The backstory: Actavis manufactures Namenda IR®(memantine hydrochloride), which is a drug designed to treat moderate-to-severe Alzheimer’s disease. Namenda IR® is a twice-daily, immediate release drug. Namenda IR® does not currently face generic competition; however, five generic versions of Namenda IR® have tentative approval from the FDA to enter the market on July 15, 2012. In 2010 Actavis obtained approval for Namenda XR®, which is also designed to treat moderate-to-severe Alzheimer’s disease. Namenda XR® has the same active ingredient as Namenda IR®; however, Namenda XR® has a different strength and dosage regimen than Namenda IR®. In 2013, Forest began marketing Namenda XR®. That same year, Defendants stopped marketing Namenda IR®, sold Namenda XR® at a reduced rate, and encouraged Namenda XR®prescriptions. On February 14, 2014, the Defendants publicly announced that they were discontinuing the sale of Namenda IR® in six months and engaged in efforts to convert patients, prescribers, and third-party payers to switch patients to Namenda XR®.

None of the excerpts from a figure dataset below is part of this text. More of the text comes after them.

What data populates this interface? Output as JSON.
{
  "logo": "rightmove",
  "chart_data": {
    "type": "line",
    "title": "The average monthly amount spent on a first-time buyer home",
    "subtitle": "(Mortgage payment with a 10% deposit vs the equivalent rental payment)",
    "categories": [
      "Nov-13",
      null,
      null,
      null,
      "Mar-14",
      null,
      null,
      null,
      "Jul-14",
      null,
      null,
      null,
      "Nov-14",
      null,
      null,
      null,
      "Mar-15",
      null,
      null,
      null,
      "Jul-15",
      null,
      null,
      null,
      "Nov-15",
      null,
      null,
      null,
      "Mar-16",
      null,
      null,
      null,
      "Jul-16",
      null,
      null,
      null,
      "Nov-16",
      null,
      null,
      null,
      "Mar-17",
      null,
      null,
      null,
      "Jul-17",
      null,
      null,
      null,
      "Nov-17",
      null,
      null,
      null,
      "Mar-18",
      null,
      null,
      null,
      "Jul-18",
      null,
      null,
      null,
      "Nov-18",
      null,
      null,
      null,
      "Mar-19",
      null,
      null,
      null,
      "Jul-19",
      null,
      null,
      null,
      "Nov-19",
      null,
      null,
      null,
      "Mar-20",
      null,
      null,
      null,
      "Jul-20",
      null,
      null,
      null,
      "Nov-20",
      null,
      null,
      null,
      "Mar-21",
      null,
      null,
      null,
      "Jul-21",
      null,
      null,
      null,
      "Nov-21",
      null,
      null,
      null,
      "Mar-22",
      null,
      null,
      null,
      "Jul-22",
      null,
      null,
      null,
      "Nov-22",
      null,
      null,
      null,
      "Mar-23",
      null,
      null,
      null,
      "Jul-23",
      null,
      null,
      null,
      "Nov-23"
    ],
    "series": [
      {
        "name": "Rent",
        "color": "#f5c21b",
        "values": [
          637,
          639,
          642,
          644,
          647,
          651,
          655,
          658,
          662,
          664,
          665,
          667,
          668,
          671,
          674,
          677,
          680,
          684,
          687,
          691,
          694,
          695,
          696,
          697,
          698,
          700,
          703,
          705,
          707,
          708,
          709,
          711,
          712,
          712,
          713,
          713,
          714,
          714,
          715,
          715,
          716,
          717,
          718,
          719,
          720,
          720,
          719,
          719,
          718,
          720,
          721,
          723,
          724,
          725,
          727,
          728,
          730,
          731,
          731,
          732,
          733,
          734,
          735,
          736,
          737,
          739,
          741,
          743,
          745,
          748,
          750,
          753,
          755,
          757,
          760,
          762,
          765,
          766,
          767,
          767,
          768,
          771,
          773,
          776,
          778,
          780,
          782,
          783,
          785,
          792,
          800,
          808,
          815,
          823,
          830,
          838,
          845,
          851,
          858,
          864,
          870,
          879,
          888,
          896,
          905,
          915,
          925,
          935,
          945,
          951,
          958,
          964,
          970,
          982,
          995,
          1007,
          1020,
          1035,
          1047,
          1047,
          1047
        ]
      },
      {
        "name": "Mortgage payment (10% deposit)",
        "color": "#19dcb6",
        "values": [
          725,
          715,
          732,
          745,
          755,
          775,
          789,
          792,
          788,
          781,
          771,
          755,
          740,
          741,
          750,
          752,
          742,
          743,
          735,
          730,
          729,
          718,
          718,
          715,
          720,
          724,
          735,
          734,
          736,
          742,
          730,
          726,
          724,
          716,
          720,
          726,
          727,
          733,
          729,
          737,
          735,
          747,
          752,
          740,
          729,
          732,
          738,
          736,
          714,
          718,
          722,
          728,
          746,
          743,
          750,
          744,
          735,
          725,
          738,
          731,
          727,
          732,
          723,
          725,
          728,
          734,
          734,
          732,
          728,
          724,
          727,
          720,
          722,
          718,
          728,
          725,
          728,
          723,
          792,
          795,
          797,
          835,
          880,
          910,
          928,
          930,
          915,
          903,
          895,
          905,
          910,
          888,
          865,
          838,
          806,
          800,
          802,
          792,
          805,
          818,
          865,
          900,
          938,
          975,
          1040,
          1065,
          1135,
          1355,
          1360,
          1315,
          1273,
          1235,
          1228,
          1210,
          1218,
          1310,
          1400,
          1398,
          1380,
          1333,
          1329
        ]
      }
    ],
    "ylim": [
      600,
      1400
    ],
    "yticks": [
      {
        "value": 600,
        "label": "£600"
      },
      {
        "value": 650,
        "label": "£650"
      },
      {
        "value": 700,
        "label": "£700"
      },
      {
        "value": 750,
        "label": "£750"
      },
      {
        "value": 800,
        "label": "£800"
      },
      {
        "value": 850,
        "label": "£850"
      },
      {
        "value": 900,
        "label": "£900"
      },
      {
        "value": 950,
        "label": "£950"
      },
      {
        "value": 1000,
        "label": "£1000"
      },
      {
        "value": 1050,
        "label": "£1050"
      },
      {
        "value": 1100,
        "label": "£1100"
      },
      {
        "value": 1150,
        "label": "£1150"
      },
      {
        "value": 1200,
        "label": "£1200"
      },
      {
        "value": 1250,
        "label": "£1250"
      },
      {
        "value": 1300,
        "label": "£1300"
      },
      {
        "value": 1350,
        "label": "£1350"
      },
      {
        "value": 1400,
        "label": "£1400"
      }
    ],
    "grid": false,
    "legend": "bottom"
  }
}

The State of New York filed a complaint alleging violations of Sections 1 and 2 of the Sherman Act along with violations of New York state law and sought a preliminary injunction. The district court granted the preliminary injunction, and the Defendants appealed. By this time, Namenda IR® was effectively no longer available except through a mail-order pharmacy for those patients in which Namenda IR® was “medically necessary.”

The result of the appeal: The court of appeals affirmed the district court’s decision. Focusing mostly on the Section 2 claim, the Court found that the State demonstrated a likelihood of success on the merits.

The rub: The Court failed to consider any of the Defendants’ procompetitive justifications and found that all of the Defendants’ alleged reasons are pretextual. Indeed, the State had “hot documents” that implied that the Defendants’ removal of Namenda IR® from the market was designed to thwart generic competition. The Court cited to numerous materials in an effort to show that Namenda XR® did not replace Namenda IR® for the benefit of patients, but allegedly would maintain a monopoly. For instance, some quotes included:

  • “We need to transition volume to XR to protect our Namenda revenue from generic penetration in 2015 when we lose IR patent exclusivity.”
  • “[W]hat we’re trying to do is make a cliff disappear and rather have a long―a prolonged decline. And we believe that by potentially doing a forced switch, we will hold on to a large share of our base users.”
  • “Our mission is to convert to Namenda XR and lift the franchise . . . . We need to convert as much IR business to Namenda XR as quickly as possible.”

In light of these statements, the court found that “[a]ll of the Defendants’ procompetitive justifications for withdrawing [Namenda] IR® are pretextual.”

In a Section 2 rule of reason analysis, the Court weighed the alleged anticompetitive effects against the procompetitive justifications. Because the Court found all of the Defendants’ procompetitive justifications pretextual, the Court did not consider them in its analysis. Effectively, the Court did not conduct the rule of reason “balancing test” at all, stating “[b]ecause we have determined that the Defendants’ procompetitive justifications are pretextual, we need not weigh them against the anticompetitive harms.” Thus, all of the alleged anticompetitive harms tipped the scale in the State’s favor.

The lesson learned: While pharmaceutical companies must engage in lifecycle management and protect the bottom line, employees must take care to draft these documents in a way that appropriately captures the rationale behind corporate decision-making. Arguably, Actavis may have launched Namenda XR® to improve its product and to make it easier for Alzheimer’s patients to receive care. However, by emphasizing the fiscal benefits of switching patients from Namenda IR® to Namenda XR®, the State and the court interpreted these actions as an effort to improperly maintain a monopoly and reduce competition in violation of the antitrust laws. As a result, the Defendants’ arguments fell on deaf ears.